- Bleary Location within County Down
- Population: 1,009 (estimate based on 2011 census)
- Irish grid reference: J073540
- • Belfast: 24 mi (39 km)
- District: Armagh City, Banbridge and Craigavon;
- County: County Down;
- Country: Northern Ireland
- Sovereign state: United Kingdom
- Post town: CRAIGAVON
- Postcode district: BT63 BT66
- Dialling code: 028
- UK Parliament: Upper Bann;
- NI Assembly: Upper Bann;
- Website: www.craigavon.gov.uk

= Bleary =

Village in County Down, Northern Ireland

Bleary (likely ) is a small village and townland in County Down, Northern Ireland. It is near the County Armagh border and the settlements of Craigavon, Lurgan and Portadown. In the 2011 Census its population was counted as part of Craigavon. It lies within the Armagh City, Banbridge and Craigavon area.

==History==

===The Troubles===

- 18 June 1972 - Three British soldiers (Arthur McMillan (aged 37), Ian Mutch (aged 31) and Colin Leslie (aged 26)) were killed in an IRA booby-trap bomb attack. The bomb had been left in a derelict house in Bleary.
- 27 April 1975 - Loyalists shot dead three people in Bleary Darts Club. See Bleary Darts Club shooting
- 28 October 1993 - The UVF shot dead two Catholic brothers (Gerrard Cairns, 22, and Rory Cairns, 18) at their home in front of their eleven-year-old sister in Bleary, County Down.

== Education ==
- Bleary Primary School

==Demography==
===2011 Census===
On Census day (27 March 2011) there were 1,009 people living in Bleary.

- 51.5% belong to or were brought up in a 'Protestant and Other Christian (including Christian related)' religion and 40.6% belong to or were brought up in the Catholic religion.
- 53.6% indicated that they had a British national identity, 20.4% had an Irish national identity, and 32.4% had a Northern Irish national identity.

There were 4,081 people living in the Bleary ward.

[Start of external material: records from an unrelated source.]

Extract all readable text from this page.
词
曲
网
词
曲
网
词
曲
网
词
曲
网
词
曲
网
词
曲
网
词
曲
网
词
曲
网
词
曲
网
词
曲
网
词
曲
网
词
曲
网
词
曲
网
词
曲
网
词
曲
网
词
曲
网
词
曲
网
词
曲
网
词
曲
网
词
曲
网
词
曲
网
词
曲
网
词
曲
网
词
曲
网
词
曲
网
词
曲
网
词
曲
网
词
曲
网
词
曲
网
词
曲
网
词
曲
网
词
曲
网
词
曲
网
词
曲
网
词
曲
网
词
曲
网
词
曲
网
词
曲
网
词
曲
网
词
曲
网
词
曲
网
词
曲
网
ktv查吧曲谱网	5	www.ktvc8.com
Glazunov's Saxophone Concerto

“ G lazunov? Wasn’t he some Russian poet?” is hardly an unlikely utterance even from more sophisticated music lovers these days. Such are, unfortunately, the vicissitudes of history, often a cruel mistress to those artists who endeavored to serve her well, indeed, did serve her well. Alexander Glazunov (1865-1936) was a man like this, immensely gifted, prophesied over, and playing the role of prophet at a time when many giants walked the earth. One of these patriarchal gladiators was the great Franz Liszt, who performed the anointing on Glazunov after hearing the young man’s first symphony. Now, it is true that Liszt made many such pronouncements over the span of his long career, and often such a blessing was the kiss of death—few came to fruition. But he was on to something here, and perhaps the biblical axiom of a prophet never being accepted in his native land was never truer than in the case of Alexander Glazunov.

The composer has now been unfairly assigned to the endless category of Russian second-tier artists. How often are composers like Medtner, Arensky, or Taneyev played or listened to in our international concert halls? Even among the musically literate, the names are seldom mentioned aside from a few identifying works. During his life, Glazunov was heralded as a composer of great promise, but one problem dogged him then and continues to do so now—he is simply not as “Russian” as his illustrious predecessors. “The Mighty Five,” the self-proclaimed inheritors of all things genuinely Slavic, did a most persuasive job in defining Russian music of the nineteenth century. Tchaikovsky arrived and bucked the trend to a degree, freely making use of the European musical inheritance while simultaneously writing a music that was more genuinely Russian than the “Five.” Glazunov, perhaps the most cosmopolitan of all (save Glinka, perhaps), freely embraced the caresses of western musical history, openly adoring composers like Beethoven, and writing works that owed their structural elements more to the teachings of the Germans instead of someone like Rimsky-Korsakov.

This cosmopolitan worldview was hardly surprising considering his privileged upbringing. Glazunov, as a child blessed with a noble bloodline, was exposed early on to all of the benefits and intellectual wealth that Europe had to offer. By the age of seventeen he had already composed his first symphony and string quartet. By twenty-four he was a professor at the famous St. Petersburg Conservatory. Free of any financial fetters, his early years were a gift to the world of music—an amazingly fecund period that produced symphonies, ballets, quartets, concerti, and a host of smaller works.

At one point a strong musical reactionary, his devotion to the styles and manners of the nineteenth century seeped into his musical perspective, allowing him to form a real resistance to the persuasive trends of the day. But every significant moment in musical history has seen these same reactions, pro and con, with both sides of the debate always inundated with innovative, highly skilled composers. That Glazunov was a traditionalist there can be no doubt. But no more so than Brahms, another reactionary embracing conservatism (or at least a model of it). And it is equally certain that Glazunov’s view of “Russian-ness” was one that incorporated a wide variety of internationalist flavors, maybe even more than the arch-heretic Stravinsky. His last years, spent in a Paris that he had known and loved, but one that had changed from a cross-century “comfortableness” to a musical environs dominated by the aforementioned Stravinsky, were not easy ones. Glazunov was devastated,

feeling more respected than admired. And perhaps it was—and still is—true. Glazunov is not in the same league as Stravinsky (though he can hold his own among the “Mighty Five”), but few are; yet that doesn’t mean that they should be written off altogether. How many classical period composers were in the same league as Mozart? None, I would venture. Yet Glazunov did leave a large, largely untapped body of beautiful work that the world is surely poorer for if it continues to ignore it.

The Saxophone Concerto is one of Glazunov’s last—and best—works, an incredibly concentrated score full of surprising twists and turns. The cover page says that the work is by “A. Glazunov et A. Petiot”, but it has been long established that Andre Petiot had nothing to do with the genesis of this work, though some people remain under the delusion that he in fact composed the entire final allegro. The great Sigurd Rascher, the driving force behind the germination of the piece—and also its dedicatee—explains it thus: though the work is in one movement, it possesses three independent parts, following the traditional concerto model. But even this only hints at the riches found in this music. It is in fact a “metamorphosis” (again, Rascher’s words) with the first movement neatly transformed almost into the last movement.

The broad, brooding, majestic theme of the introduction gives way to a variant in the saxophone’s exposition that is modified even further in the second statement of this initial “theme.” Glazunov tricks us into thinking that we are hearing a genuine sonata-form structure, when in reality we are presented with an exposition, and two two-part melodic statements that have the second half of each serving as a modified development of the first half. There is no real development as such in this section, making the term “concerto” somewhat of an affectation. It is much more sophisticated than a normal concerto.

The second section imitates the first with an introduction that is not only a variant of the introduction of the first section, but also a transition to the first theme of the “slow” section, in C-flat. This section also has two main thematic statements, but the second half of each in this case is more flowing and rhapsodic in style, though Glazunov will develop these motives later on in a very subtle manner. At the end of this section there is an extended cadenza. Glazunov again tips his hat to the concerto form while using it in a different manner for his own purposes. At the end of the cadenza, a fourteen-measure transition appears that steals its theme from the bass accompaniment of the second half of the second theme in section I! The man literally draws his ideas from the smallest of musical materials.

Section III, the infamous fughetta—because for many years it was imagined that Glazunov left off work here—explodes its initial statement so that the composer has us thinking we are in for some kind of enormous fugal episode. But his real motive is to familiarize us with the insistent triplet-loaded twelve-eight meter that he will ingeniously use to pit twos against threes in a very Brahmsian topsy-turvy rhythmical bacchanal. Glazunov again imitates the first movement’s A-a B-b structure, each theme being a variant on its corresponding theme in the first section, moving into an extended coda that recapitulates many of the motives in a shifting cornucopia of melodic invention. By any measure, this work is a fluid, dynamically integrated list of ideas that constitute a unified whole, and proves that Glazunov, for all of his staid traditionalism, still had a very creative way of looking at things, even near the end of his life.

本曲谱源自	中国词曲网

- 73.1% belong to or were brought up in a 'Protestant and Other Christian (including Christian related)' religion and 19.9% belong to or were brought up in the Catholic religion.
- 70.65% indicated that they had a British national identity, 11.43% had an Irish national identity, and 27.17% had a Northern Irish national identity.